Ora, no momento em que o Papa disse isto o Espírito Santo devia estar a almoçar, porque o argumento não tem pés na cabeça. Eu também conheço fascistas amáveis e negacionistas do Holocausto que usam admiravelmente os talheres à mesa e oferecem esmola no metro.
Dizer "eu não me sinto ofendido que me chamem marxista porque conheci bons marxistas" é admitir uma separação de planos entre acções individuais e crenças colectivas, que obviamente qualquer um de nós aceita no seu dia a dia (e ainda bem, em nome da tolerância), mas que quando se é Papa (e suponho que ele tenha dado a entrevista na condição de Papa) e pregador, e se defende a coincidência ética de uma coisa com a outra, não se pode fazer com a leveza de quem está a participar numa petiscada ideológica.
Quer dizer: pessoas boas e más, no termo estrito da sua acção no quotidiano, há em todo o lado, incluindo dentro da Igreja (muitas). Mas quando um Papa valoriza a falta de coincidência entre o carácter de um indivíduo e a ideologia que ele profere ("não me sinto ofendido"), está a desvalorizar um dos argumentos centrais de uma ética cristã, que é a necessidade de que aquilo em que acredito convergir com aquilo que eu faço.
O que Francisco disse foi: o marxismo está errado, mas há bons marxistas, logo não me ofendo que me chamem marxista.
Dentro desta lógica, por que não continuar?
O fascimo está errado, mas há bons fascistas, logo não me ofendo que me chamem fascista.
O islamismo está errado, mas há bons muçulmanos, logo não me ofendo que me chamem muçulmano.
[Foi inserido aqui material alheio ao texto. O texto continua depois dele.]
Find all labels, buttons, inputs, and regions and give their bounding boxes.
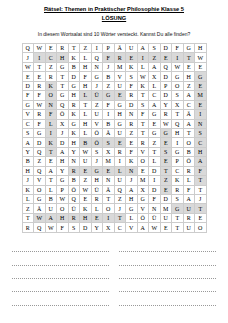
grid-cell: D [161,44,173,53]
grid-cell-solution: T [161,167,173,176]
grid-cell: V [23,110,35,119]
grid-cell: E [195,63,207,72]
grid-cell-solution: T [184,53,196,62]
grid-cell: A [149,101,161,110]
grid-cell-solution: I [103,214,115,223]
grid-cell: F [184,186,196,195]
grid-cell: A [23,138,35,147]
grid-cell-solution: I [34,53,46,62]
grid-cell: L [184,176,196,185]
grid-cell: H [23,167,35,176]
grid-cell-solution: E [161,157,173,166]
grid-cell: D [57,138,69,147]
grid-cell: G [69,82,81,91]
grid-cell-solution: Ö [92,138,104,147]
grid-cell: Z [46,63,58,72]
grid-cell: S [69,223,81,232]
grid-cell: M [138,176,150,185]
grid-cell-solution: C [46,53,58,62]
grid-cell: Z [184,82,196,91]
grid-cell: K [69,53,81,62]
grid-cell: X [138,186,150,195]
grid-cell: E [34,72,46,81]
grid-cell: Q [115,186,127,195]
puzzle-title: Rätsel: Themen in Praktischer Philosophi… [0,5,228,14]
grid-cell: B [184,148,196,157]
grid-cell: Y [69,148,81,157]
grid-cell: V [34,176,46,185]
grid-cell: H [80,120,92,129]
grid-cell: T [138,91,150,100]
grid-cell-solution: I [172,53,184,62]
grid-cell: M [115,63,127,72]
grid-cell-solution: G [92,167,104,176]
grid-cell: F [126,148,138,157]
grid-cell: Q [57,101,69,110]
grid-cell: F [126,82,138,91]
grid-cell: W [138,72,150,81]
grid-cell: W [46,223,58,232]
grid-cell: Z [92,101,104,110]
grid-cell: J [23,176,35,185]
grid-cell: Ä [103,129,115,138]
grid-cell: Y [92,223,104,232]
grid-cell: O [172,82,184,91]
grid-cell: A [184,195,196,204]
grid-cell: J [115,204,127,213]
grid-cell: H [69,138,81,147]
grid-cell: O [184,138,196,147]
grid-cell: J [126,176,138,185]
grid-cell: L [23,195,35,204]
grid-cell: S [138,101,150,110]
grid-cell: K [80,204,92,213]
worksheet-page: { "game": "word-search (Wortsalat / Such… [0,0,228,323]
grid-cell-solution: Z [161,176,173,185]
grid-cell-solution: E [80,167,92,176]
grid-cell: E [46,157,58,166]
grid-cell: F [23,91,35,100]
grid-cell: G [34,129,46,138]
grid-cell: Ä [184,110,196,119]
grid-cell: K [126,63,138,72]
grid-cell-solution: R [69,167,81,176]
answer-lines-section [12,239,216,306]
grid-cell: D [23,82,35,91]
grid-cell: L [80,110,92,119]
grid-cell: I [172,138,184,147]
grid-cell: R [184,214,196,223]
grid-cell: G [57,63,69,72]
grid-cell: X [103,148,115,157]
grid-cell-solution: E [161,186,173,195]
grid-cell: X [57,120,69,129]
grid-cell: T [57,82,69,91]
grid-cell: K [69,129,81,138]
grid-cell: L [46,186,58,195]
grid-cell: B [69,176,81,185]
grid-cell: R [57,44,69,53]
grid-cell: X [149,72,161,81]
grid-cell: B [69,63,81,72]
grid-cell: T [80,101,92,110]
grid-cell: G [172,148,184,157]
grid-cell-solution: A [46,214,58,223]
answer-line [119,266,216,279]
grid-cell: Z [80,176,92,185]
grid-cell-solution: E [126,53,138,62]
grid-cell: O [57,204,69,213]
grid-cell: V [92,120,104,129]
grid-cell: F [172,44,184,53]
grid-cell-solution: H [195,148,207,157]
grid-cell: G [23,101,35,110]
grid-cell: F [34,91,46,100]
grid-cell: C [149,91,161,100]
grid-cell: Z [80,44,92,53]
grid-cell: T [57,72,69,81]
grid-cell-solution: I [195,110,207,119]
grid-cell: Q [34,223,46,232]
grid-cell: F [149,195,161,204]
grid-cell: T [46,176,58,185]
grid-cell-solution: H [57,214,69,223]
grid-cell: Z [23,204,35,213]
grid-cell: F [34,120,46,129]
answer-line [119,239,216,252]
grid-cell: E [161,223,173,232]
grid-cell: C [184,101,196,110]
grid-cell: E [126,138,138,147]
grid-cell: A [57,148,69,157]
grid-cell: J [23,53,35,62]
grid-cell: M [161,204,173,213]
grid-cell: S [172,195,184,204]
grid-cell: D [161,72,173,81]
grid-cell: A [138,223,150,232]
grid-cell: U [126,44,138,53]
grid-cell-solution: G [195,72,207,81]
grid-cell: A [149,63,161,72]
grid-cell: H [184,72,196,81]
grid-cell: J [92,157,104,166]
grid-cell-solution: B [80,138,92,147]
grid-cell: Ä [103,186,115,195]
grid-cell: C [115,223,127,232]
grid-cell: Ö [92,129,104,138]
grid-cell: O [138,157,150,166]
grid-cell: X [172,101,184,110]
grid-cell: T [172,110,184,119]
grid-cell: A [184,120,196,129]
grid-cell: W [23,63,35,72]
grid-cell-solution: L [46,120,58,129]
grid-cell: D [34,138,46,147]
grid-cell: K [172,176,184,185]
grid-cell: F [138,110,150,119]
answer-line [119,279,216,292]
grid-cell-solution: E [195,101,207,110]
grid-cell: E [184,63,196,72]
grid-cell: R [23,223,35,232]
grid-cell: F [57,223,69,232]
grid-cell: R [69,101,81,110]
grid-cell: W [195,53,207,62]
grid-cell: H [92,176,104,185]
grid-cell: M [103,157,115,166]
grid-cell: F [80,72,92,81]
grid-cell: Ä [115,44,127,53]
grid-cell: R [126,91,138,100]
grid-cell-solution: Ü [92,91,104,100]
grid-cell-solution: G [161,129,173,138]
grid-cell-solution: E [103,167,115,176]
grid-cell: L [92,204,104,213]
instruction-text: In diesem Wortsalat sind 10 Wörter verst… [0,30,228,38]
grid-cell-solution: H [57,53,69,62]
grid-cell: G [126,204,138,213]
grid-cell: A [126,186,138,195]
grid-cell: P [103,44,115,53]
grid-cell: L [149,82,161,91]
grid-cell-solution: E [195,82,207,91]
grid-cell-solution: T [195,204,207,213]
grid-cell: B [103,120,115,129]
grid-cell: Ü [92,186,104,195]
grid-cell: H [195,44,207,53]
grid-cell: O [34,186,46,195]
grid-cell: D [80,223,92,232]
grid-cell-solution: K [46,82,58,91]
grid-cell: V [138,204,150,213]
grid-cell: S [23,129,35,138]
header: Rätsel: Themen in Praktischer Philosophi… [0,0,228,38]
grid-cell: I [92,44,104,53]
grid-cell-solution: F [195,167,207,176]
grid-cell: H [115,110,127,119]
grid-cell: U [46,204,58,213]
grid-cell: I [103,110,115,119]
grid-cell: U [115,82,127,91]
grid-cell: L [126,214,138,223]
grid-cell-solution: S [161,148,173,157]
grid-cell: K [69,110,81,119]
grid-cell: T [149,148,161,157]
grid-cell: J [92,82,104,91]
answer-lines-column-left [12,239,109,306]
grid-cell: R [34,82,46,91]
grid-cell: W [149,223,161,232]
grid-cell-solution: L [115,167,127,176]
grid-cell: R [161,110,173,119]
grid-cell: H [69,91,81,100]
grid-cell-solution: F [103,53,115,62]
grid-cell: G [57,91,69,100]
grid-cell: N [149,204,161,213]
grid-cell: Ö [184,157,196,166]
grid-cell: E [46,44,58,53]
grid-cell: Z [103,82,115,91]
grid-cell: J [103,63,115,72]
grid-cell-solution: E [92,214,104,223]
grid-cell: D [161,91,173,100]
grid-cell: J [195,195,207,204]
answer-line [12,239,109,252]
grid-cell-solution: N [126,167,138,176]
grid-cell: C [23,120,35,129]
grid-cell: W [172,63,184,72]
grid-cell: Ö [57,110,69,119]
grid-cell-solution: T [195,176,207,185]
grid-cell: R [34,110,46,119]
grid-cell-solution: K [46,138,58,147]
answer-line [119,252,216,265]
grid-cell: G [172,72,184,81]
grid-cell: Z [34,157,46,166]
solution-label: LÖSUNG [0,14,228,23]
grid-cell: H [172,129,184,138]
grid-cell: E [149,120,161,129]
grid-cell: Y [57,167,69,176]
answer-line [12,279,109,292]
grid-cell: J [57,129,69,138]
grid-cell: B [46,195,58,204]
answer-line [119,292,216,305]
grid-cell: B [103,72,115,81]
grid-cell-solution: U [184,204,196,213]
grid-cell: E [80,195,92,204]
grid-cell: P [161,82,173,91]
grid-cell-solution: I [46,129,58,138]
grid-cell: H [126,195,138,204]
grid-cell-solution: N [46,101,58,110]
grid-cell: V [126,223,138,232]
grid-cell: S [172,91,184,100]
grid-cell: T [195,186,207,195]
grid-cell-solution: T [115,214,127,223]
grid-cell-solution: L [80,91,92,100]
grid-cell: S [92,148,104,157]
grid-cell: G [69,120,81,129]
grid-cell: Ö [69,186,81,195]
grid-cell-solution: S [103,138,115,147]
grid-cell: Q [34,167,46,176]
grid-cell: W [34,101,46,110]
grid-cell: Q [69,195,81,204]
grid-cell: U [115,176,127,185]
grid-cell: I [115,157,127,166]
grid-cell: Ä [34,204,46,213]
grid-cell: K [126,157,138,166]
grid-cell: V [115,72,127,81]
grid-cell: T [184,129,196,138]
grid-cell: W [161,120,173,129]
grid-cell: W [80,186,92,195]
grid-cell: Y [161,101,173,110]
grid-cell: R [115,148,127,157]
grid-cell: Z [149,138,161,147]
grid-cell: T [138,120,150,129]
grid-cell: N [126,110,138,119]
grid-cell-solution: N [195,120,207,129]
grid-cell: Q [161,63,173,72]
grid-cell: Q [34,148,46,157]
answer-lines-column-right [119,239,216,306]
grid-cell: P [57,186,69,195]
grid-cell: K [138,82,150,91]
grid-cell: K [23,186,35,195]
grid-cell: R [126,120,138,129]
grid-cell: G [115,101,127,110]
grid-cell: D [126,101,138,110]
grid-cell: R [46,72,58,81]
grid-cell: G [57,176,69,185]
grid-cell: Ü [69,204,81,213]
grid-cell-solution: E [115,91,127,100]
grid-cell: D [161,195,173,204]
grid-cell: T [138,129,150,138]
grid-cell: G [92,72,104,81]
grid-cell-solution: F [46,110,58,119]
grid-cell: E [195,214,207,223]
answer-line [12,266,109,279]
grid-cell: S [149,44,161,53]
grid-cell: A [46,167,58,176]
grid-cell-solution: G [172,204,184,213]
grid-cell-solution: E [161,138,173,147]
grid-cell: E [138,167,150,176]
grid-cell: V [138,148,150,157]
answer-line [12,292,109,305]
grid-cell: G [149,129,161,138]
grid-cell-solution: R [115,53,127,62]
grid-cell: T [69,44,81,53]
grid-cell: G [149,110,161,119]
grid-cell: Y [23,148,35,157]
grid-cell: X [103,223,115,232]
grid-cell: H [80,82,92,91]
grid-cell: R [172,186,184,195]
grid-cell: T [23,214,35,223]
grid-cell-solution: E [115,138,127,147]
grid-cell: A [184,91,196,100]
grid-cell: L [138,63,150,72]
grid-cell: T [172,214,184,223]
grid-cell: G [115,120,127,129]
grid-cell: L [80,53,92,62]
grid-cell: U [92,110,104,119]
grid-cell: R [184,167,196,176]
grid-cell: Q [23,44,35,53]
grid-cell: O [103,204,115,213]
grid-cell: Ö [138,214,150,223]
grid-cell: N [103,176,115,185]
grid-cell: W [80,148,92,157]
grid-cell-solution: I [138,53,150,62]
grid-cell-solution: O [46,91,58,100]
grid-cell: R [92,195,104,204]
grid-cell-solution: E [161,53,173,62]
grid-cell: Q [92,53,104,62]
grid-cell: T [34,63,46,72]
grid-cell: E [23,72,35,81]
grid-cell: B [23,157,35,166]
grid-cell-solution: G [103,91,115,100]
grid-cell-solution: Z [149,53,161,62]
grid-cell: Z [126,129,138,138]
grid-cell: C [172,167,184,176]
grid-cell: L [149,157,161,166]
O judaísmo está errado, mas há bons judeus, logo não me ofendo que me chamem judeu.
Esta economia mata, mas há bons capitalistas, não me ofendo que me chamem capitalista.
E por aí adiante.
O bom cristão prega a coincidência da sua fé com as suas acções, e à falta de coicidência entre uma coisa e outra chama pecado. Não é preciso ter frequentado a catequese para se saber que o pecado, para um cristão, é uma coisa séria.
Donde, convém que neste seu entusiasmo para abraçar toda a gente, Francisco não estique os braços até um ponto em que perca de vista aquele parte da doutrina cristã que fala do caminho, da verdade e da vida.
Até porque os marxistas dispensam bem a sua companhia, e o excesso de inclusão é apenas uma forma (bastante irritante, aliás) de paternalismo.